The family drama is also explored in astonishing depth in Justine Triet’s “Anatomy of a Fall,” which won the Palme d’Or at this year’s Cannes Film Festival and is now in regular screenings at Film at Lincoln Center. The film opens with protagonist, Sandra (Sandra Küller), a famous author who has made a career of telling stories inspired by her real life, conducting an interview in her family’s isolated home in the French Alps while upstairs, her husband, Samuel (Samuel Theis), blasts a cover of 50 Cent’s P.I.M.P. Later that day, while returning from a walk, their blind young son Daniel (Milo Machado-Graner) discovers Samuel’s body sprawled in the snow, having fallen from a high window. The rest of the film follows Sandra’s trial as she is accused of being responsible for her husband’s death. However, “Anatomy” refuses to reduce itself to a simple procedural drama or murder mystery. Triet knows that the story’s truth is far more complex than a simple whodunnit. The film revels in its ambiguity, which, combined with Hüller’s absolutely phenomenal, lived-in performance, grounds Sandra and Samuel’s relationship in realism and leaves the audience with more questions than answers. How do we ever really know and trust our partners? Ourselves? When our feelings are all we have, are they enough to be the truth? In the autopsy of a relationship, is there ever a single cause of death?
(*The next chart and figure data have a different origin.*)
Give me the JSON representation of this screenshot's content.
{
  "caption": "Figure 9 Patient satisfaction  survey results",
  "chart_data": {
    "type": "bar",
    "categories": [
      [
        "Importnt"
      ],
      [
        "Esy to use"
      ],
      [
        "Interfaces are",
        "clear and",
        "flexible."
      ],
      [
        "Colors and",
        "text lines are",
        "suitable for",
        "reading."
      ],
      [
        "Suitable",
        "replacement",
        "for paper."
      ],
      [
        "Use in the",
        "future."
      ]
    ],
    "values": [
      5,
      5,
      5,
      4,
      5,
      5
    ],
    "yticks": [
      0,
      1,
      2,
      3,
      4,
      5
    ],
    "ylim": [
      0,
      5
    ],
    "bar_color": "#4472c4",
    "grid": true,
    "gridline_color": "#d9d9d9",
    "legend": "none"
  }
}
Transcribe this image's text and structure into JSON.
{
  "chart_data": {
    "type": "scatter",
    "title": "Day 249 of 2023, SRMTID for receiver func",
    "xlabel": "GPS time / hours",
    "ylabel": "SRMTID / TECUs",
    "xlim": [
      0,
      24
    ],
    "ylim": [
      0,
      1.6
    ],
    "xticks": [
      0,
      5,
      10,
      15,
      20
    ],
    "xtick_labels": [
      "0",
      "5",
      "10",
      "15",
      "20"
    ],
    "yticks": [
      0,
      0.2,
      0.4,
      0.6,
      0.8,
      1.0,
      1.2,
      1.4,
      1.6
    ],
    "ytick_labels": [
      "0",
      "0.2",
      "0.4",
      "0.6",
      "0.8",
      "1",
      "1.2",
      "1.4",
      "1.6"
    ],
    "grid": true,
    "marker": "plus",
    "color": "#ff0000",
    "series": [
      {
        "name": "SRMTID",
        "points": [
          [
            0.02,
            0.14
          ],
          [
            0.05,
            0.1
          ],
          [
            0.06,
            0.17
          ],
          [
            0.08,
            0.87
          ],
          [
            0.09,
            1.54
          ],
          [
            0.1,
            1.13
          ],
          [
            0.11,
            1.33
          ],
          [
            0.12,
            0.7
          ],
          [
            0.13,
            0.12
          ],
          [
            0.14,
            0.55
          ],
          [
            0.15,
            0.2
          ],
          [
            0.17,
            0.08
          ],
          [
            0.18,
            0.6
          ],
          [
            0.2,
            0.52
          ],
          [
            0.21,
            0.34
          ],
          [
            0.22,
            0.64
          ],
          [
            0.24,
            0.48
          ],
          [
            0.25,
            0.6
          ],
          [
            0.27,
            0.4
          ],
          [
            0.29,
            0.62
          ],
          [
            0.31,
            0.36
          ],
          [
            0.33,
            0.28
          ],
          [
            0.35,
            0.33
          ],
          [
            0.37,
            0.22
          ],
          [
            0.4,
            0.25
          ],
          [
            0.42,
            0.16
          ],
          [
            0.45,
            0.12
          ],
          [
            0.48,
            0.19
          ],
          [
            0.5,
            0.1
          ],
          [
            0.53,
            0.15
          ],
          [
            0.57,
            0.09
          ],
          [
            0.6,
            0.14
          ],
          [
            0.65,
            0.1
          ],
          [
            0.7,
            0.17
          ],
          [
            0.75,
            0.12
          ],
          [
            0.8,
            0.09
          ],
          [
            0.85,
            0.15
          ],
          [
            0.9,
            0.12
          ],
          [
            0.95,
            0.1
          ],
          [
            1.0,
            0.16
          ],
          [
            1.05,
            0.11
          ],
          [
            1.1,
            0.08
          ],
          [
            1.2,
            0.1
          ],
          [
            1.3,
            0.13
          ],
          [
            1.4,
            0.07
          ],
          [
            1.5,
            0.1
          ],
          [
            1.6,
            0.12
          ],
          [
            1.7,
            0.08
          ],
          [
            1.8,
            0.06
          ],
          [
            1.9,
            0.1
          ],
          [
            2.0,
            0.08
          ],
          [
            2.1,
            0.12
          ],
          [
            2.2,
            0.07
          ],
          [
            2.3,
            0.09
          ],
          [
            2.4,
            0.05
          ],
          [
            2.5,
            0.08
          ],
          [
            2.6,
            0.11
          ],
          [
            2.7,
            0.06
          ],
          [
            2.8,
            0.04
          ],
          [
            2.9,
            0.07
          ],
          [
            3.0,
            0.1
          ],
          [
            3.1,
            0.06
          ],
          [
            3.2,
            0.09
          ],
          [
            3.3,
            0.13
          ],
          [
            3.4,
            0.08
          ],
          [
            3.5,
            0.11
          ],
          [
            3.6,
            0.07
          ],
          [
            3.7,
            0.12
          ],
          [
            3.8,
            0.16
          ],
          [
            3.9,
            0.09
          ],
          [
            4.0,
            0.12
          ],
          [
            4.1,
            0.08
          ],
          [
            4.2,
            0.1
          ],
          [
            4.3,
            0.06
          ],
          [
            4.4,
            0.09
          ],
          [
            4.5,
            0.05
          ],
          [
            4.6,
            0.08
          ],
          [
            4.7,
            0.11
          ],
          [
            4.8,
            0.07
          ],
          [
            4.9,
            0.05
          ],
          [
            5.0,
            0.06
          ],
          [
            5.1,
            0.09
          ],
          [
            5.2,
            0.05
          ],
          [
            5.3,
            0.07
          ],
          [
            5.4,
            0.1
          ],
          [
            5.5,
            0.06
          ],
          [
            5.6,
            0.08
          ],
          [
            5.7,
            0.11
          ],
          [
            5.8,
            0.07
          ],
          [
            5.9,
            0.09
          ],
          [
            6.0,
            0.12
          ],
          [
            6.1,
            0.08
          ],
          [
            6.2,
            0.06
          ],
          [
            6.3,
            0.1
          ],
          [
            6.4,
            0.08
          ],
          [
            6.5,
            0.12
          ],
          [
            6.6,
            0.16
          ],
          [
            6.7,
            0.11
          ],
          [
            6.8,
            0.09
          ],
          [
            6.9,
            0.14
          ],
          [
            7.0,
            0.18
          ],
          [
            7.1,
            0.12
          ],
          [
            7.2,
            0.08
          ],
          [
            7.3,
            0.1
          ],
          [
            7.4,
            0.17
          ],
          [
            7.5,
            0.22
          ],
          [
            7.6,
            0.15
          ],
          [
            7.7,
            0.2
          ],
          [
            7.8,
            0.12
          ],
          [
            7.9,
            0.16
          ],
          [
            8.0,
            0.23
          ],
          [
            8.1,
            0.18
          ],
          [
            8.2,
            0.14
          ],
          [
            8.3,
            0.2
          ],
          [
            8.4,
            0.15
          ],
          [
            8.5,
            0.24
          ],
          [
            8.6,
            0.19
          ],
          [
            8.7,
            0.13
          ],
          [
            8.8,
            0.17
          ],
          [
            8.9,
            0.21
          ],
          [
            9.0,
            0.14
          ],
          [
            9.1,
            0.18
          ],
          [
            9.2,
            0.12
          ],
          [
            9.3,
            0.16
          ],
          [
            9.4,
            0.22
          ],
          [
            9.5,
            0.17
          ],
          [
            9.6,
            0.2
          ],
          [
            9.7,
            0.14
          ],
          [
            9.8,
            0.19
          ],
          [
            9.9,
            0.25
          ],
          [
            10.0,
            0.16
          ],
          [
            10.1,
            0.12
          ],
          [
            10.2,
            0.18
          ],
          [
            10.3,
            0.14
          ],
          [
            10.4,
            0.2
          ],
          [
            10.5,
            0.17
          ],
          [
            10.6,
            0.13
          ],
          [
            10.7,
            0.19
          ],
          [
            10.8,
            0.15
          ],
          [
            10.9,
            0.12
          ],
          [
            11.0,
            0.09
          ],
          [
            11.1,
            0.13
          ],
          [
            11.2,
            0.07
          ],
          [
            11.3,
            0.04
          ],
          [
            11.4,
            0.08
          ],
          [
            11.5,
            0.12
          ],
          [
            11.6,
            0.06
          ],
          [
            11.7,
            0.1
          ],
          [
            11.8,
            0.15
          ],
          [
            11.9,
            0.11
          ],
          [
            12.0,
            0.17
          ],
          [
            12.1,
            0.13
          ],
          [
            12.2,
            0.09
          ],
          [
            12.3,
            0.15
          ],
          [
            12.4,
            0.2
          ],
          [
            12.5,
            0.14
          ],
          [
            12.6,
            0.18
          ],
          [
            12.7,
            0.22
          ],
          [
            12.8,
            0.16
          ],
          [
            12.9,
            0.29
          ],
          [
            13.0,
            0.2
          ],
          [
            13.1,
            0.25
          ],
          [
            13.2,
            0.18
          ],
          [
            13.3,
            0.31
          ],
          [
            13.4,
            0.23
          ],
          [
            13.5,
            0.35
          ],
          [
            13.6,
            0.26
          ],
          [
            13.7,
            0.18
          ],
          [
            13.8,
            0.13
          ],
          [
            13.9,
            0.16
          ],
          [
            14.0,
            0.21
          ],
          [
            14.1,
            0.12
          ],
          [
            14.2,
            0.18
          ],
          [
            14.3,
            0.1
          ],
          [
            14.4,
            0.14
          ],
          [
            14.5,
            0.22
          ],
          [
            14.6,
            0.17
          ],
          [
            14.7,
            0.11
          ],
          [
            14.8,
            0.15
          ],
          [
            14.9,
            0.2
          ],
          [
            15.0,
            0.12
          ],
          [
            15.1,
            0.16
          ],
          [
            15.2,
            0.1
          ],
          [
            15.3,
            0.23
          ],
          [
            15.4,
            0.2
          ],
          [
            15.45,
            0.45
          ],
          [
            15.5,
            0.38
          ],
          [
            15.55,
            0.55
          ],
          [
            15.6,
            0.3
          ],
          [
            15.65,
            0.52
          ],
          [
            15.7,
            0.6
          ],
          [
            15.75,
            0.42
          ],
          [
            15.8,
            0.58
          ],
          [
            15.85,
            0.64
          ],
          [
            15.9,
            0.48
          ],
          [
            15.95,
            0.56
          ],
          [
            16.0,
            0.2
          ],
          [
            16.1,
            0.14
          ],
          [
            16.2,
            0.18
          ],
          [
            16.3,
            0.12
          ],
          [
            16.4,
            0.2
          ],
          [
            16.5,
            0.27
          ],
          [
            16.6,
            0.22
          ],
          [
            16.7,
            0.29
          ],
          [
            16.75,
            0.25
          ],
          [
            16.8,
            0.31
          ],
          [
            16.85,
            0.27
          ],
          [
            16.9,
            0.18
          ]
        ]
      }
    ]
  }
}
Yorgos Lanthimos’s latest picture, “Poor Things,” based on Alasdair Gray’s 1992 novel, also made its U.S. debut at the festival. The film stars Emma Stone as a Frankenstein-esque, childlike woman who begins to reclaim her mind and body as she explores the world and her sexuality and learns the truth of her mysterious existence. Another Lanthimos and Stone collaboration, “Bleat,” which was also featured at this year’s festival, is a black-and-white silent short accompanied by a live orchestra exploring similar themes of female liberation and reclamation.
Japanese anime icon Hayao Miyazaki’s gorgeous film, “The Boy and the Heron,” was featured in this year’s lineup. The film takes place in post-WWII Japan and tells the story of teenage boy Mahito, who, still grieving his mother’s death, moves to the countryside with his new stepmother. There, he befriends a gray heron who leads him on a quest in an alternate reality where he must save his stepmother and himself. Mayazaki’s latest film is definitely one of his best and is destined to become another classic.
The festival also featured a few remarkable debuts. Sean Price Williams, who has most notably worked as the Safdie brothers’ longtime director of photography, made his first directorial effort with the raucously hilarious “The Sweet East.” In the film, Talia Ryder plays a high school senior who, while on a school trip to Washington, D.C., separates from her classmates and begins to embark on a Great American Road Trip (of sorts), weaving through several subcultures that make up the gritty underbellies of modern life in America.
Another phenomenal directorial debut is Raven Jackson’s “All Dirt Roads Taste of Salt.” Like Williams’ “Sweet East,” Jackson traces a young woman’s personal journey, albeit in a much different tone. “All Dirt Roads” delicately follows the life of a young Black woman as she grows up in rural Mississippi. With little dialogue, Jackson creates an impressionistic film that lingers on the details of sounds and imagery to convey its story. “All Dirt Roads Taste of Salt” opens for regular screenings Nov. 3 at Film at Lincoln Center.
Though staggeringly diverse, the films of NYFF were united in their quests towards the eternal questions of what it means to make art from life and how cinema can connect us with the past, understand the present and imagine the future.